My son used to stand in the window of his preschool with his face firmly stuck to the window, tears streaming down his cheeks, and his mouth forming the word “mom” over and over again.
I was gently told to sit outside in the car after many failed attempts to help with the transition became more troublesome than helpful. As I sat there watching his pouty face streak the window with tears and boogers, all I could focus on was how in the world was I ever going to get him to go to school without crying. My concerns had a sense of urgency, as I was nearing the end of my part-time work schedule and knew I would be leaving my kids with a babysitter and heading back to work five mornings a week.
Most kids will experience separation anxiety at some point in their life. Many kids will have no problem facing their fears and moving forward, while others may get stuck and experience significant difficulties separating from their parents. Separation anxiety is most often seen at school drop-off time for preschoolers or when parents go to work and leave the child at daycare or with a sitter/nanny.
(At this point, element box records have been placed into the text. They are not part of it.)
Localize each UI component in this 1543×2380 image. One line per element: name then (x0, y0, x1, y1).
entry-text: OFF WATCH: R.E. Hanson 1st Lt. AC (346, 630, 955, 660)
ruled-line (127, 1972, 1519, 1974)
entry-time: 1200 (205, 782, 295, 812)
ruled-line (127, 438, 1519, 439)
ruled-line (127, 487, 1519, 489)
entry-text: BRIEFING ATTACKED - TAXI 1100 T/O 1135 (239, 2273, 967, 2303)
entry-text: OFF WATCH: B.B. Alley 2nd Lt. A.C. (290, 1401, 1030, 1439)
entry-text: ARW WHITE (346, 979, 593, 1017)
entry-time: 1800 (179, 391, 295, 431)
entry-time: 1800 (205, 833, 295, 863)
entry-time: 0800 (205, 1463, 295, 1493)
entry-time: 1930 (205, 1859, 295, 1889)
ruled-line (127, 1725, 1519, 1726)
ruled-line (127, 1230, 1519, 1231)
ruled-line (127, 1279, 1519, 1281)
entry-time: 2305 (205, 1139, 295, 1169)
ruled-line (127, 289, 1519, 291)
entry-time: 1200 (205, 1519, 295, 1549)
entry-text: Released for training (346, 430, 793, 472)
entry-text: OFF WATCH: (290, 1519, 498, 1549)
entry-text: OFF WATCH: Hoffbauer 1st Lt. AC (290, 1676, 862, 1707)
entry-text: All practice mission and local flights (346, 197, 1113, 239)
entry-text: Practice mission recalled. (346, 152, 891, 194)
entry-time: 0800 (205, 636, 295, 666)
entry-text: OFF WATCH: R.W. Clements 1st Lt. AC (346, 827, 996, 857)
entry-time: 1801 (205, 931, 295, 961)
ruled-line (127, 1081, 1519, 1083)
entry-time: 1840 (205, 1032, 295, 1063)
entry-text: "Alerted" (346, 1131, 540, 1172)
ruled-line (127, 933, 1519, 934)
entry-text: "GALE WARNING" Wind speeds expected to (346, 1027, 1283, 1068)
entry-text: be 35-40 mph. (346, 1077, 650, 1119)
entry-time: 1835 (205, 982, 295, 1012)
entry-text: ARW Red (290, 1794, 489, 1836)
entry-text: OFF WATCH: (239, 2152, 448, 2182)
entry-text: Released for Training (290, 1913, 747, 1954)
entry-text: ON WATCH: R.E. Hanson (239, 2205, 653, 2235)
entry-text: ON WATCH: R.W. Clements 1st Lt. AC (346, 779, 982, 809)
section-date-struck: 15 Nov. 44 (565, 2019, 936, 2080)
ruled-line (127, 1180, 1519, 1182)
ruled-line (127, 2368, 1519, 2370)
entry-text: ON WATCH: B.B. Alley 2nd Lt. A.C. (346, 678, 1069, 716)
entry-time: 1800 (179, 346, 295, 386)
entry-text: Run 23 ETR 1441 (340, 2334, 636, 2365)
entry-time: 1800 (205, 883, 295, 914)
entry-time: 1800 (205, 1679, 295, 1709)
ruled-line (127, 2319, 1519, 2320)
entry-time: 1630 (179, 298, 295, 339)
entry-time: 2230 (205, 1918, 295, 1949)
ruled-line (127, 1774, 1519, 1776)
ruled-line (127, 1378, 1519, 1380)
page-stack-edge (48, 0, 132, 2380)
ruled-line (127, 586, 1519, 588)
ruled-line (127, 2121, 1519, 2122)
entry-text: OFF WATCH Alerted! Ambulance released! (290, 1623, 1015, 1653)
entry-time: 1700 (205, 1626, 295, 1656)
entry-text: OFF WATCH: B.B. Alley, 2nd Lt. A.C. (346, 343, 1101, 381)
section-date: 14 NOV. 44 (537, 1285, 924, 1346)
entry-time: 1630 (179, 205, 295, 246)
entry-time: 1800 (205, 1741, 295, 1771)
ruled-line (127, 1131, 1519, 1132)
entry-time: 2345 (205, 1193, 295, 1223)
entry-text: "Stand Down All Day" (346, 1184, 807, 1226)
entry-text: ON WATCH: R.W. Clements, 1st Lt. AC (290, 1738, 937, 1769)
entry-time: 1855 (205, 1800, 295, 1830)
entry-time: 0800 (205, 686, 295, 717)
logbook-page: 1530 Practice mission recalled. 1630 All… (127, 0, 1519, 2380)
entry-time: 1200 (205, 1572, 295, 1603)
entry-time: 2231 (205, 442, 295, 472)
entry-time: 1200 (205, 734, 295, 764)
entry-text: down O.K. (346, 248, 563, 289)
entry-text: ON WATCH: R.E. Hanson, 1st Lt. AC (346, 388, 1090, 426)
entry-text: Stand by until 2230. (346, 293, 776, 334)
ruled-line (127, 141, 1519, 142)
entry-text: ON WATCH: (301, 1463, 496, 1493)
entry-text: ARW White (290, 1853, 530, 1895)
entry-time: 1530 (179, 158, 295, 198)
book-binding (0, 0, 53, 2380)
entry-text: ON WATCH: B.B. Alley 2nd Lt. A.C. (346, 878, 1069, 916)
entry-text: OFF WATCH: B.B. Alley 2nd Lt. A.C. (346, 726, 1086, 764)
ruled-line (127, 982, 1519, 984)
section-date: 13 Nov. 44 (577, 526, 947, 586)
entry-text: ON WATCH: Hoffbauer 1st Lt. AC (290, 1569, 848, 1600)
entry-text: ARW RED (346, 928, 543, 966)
This fear of mom and dad leaving can produce some pretty dramatic emotions in little ones and often, crying and asking about when parents will return persists until some level of intervention is in place.
My son would get worked up the night before and the night before the night before school started. This fear of separation sometimes even started weeks before the first day of school. Often times, it would continue well into the first month, which exhausted both of us. After one particularly difficult morning with the babysitter, I decided that I needed to do something drastic and fast because Kindergarten was not getting off to a very good start.
So I went looking for the one thing I rely on when teaching my kids so many other life lessons: books. I scanned the bookshelves each time we went to the library, quizzed every reading expert I knew, and became fast friends with all of our local bookstore owners. I was desperate to find just the right books that my son could relate to as he tried to gather the courage to go to school each fall.
What I ended up finding during our hunt for the right words and characters to help him identify with, ended up being exactly what we both needed. At our most treasured corner bookstore, Liberty Bay Books, we were blessed with the knowledge and passion of the owner who handed us just the right stack of books. My son and I both sat down in the middle of the kids section and began devouring all of the books she so carefully chose for us.
What follows, are the four books that I have found to help the most with transitioning to school for the first-time student and the kid who always seems to have a bit of a struggle at the beginning of the year.
1. The Kissing Hand by Audrey Penn
I truly believe this was the book that single-handedly ended the emotion filled phone calls I used to get at work 15 minutes before my son had to get on the bus. If you have a child who suffers from separation anxiety, this book is a must in your collection. After the first read, my son felt more at ease and we were able to have something symbolic to use when he was feeling anxious.
From Goodreads: “School is starting in the forest, but Chester Raccoon does not want to go. To help ease Chester's fears, Mrs. Raccoon shares a family secret called the Kissing Hand to give him the reassurance of her love any time his world feels a little scary. Since its first publication in 1993, this heartwarming book has become a children's classic that has touched the lives of millions of children and their parents, especially at times of separation, whether starting school, entering daycare, or going to camp. It is widely used by kindergarten teachers on the first day of school.”
2. Wemberly Worried by Kevin Henkes
If you have a child who worries, this is the book for you. While Wemberly seems to worry about everything, she discovers in the end that school is nothing to worry about.
From Goodreads: “Wemberly worried about everything. Big things. Little things. And things in between. Then it was time for school to start and Wemberly worried even more.”
3. First Day Jitters by Julie Danneberg
A must read for anyone whose child is afraid to start something new. They will defeinitely identify with Sarah Jane Hartwell and her struggles to be brave.
From Goodreads: “Everyone knows that sinking feeling in the pit of the stomach just before diving into a new situation. Sarah Jane Hartwell is scared and doesn't want to start over at a new school. She doesn't know anybody, and nobody knows her. It will be awful. She just knows it. With much prodding from Mr. Hartwell, Sarah Jane reluctantly pulls herself together and goes to school. She is quickly befriended by Mrs. Burton, who helps smooth her jittery transition. This charming and familiar story will delight readers with its surprise ending.”
4. Llama Llama Misses Mama by Anna Dewdney
Oh, the rhythmic flow of this book provided me with many opportunities to recite parts of this story to my son as I walked him into preschool. He always found the words to be calming and it allowed him to see that yes, mom can drop you off and I will come back for you. His preschool teacher even told me that when he would start getting worried, he would tell himself that “mama will always come back for me.”
From Goodreads: “Strange new teacher. Strange new toys. Lots of kids and lots of noise! What would Llama like to do? Llama Llama feels so new . . .It’s Llama Llama’s first day of preschool! And Llama Llama’s mama makes sure he’s ready. They meet the teachers. See the other children. Look at all the books and games. But then it’s time for Mama to leave. And suddenly Llama Llama isn’t so excited anymore. Will Mama Llama come back? Of course she will. But before she does, the other children show Llama Llama how much fun school can be!”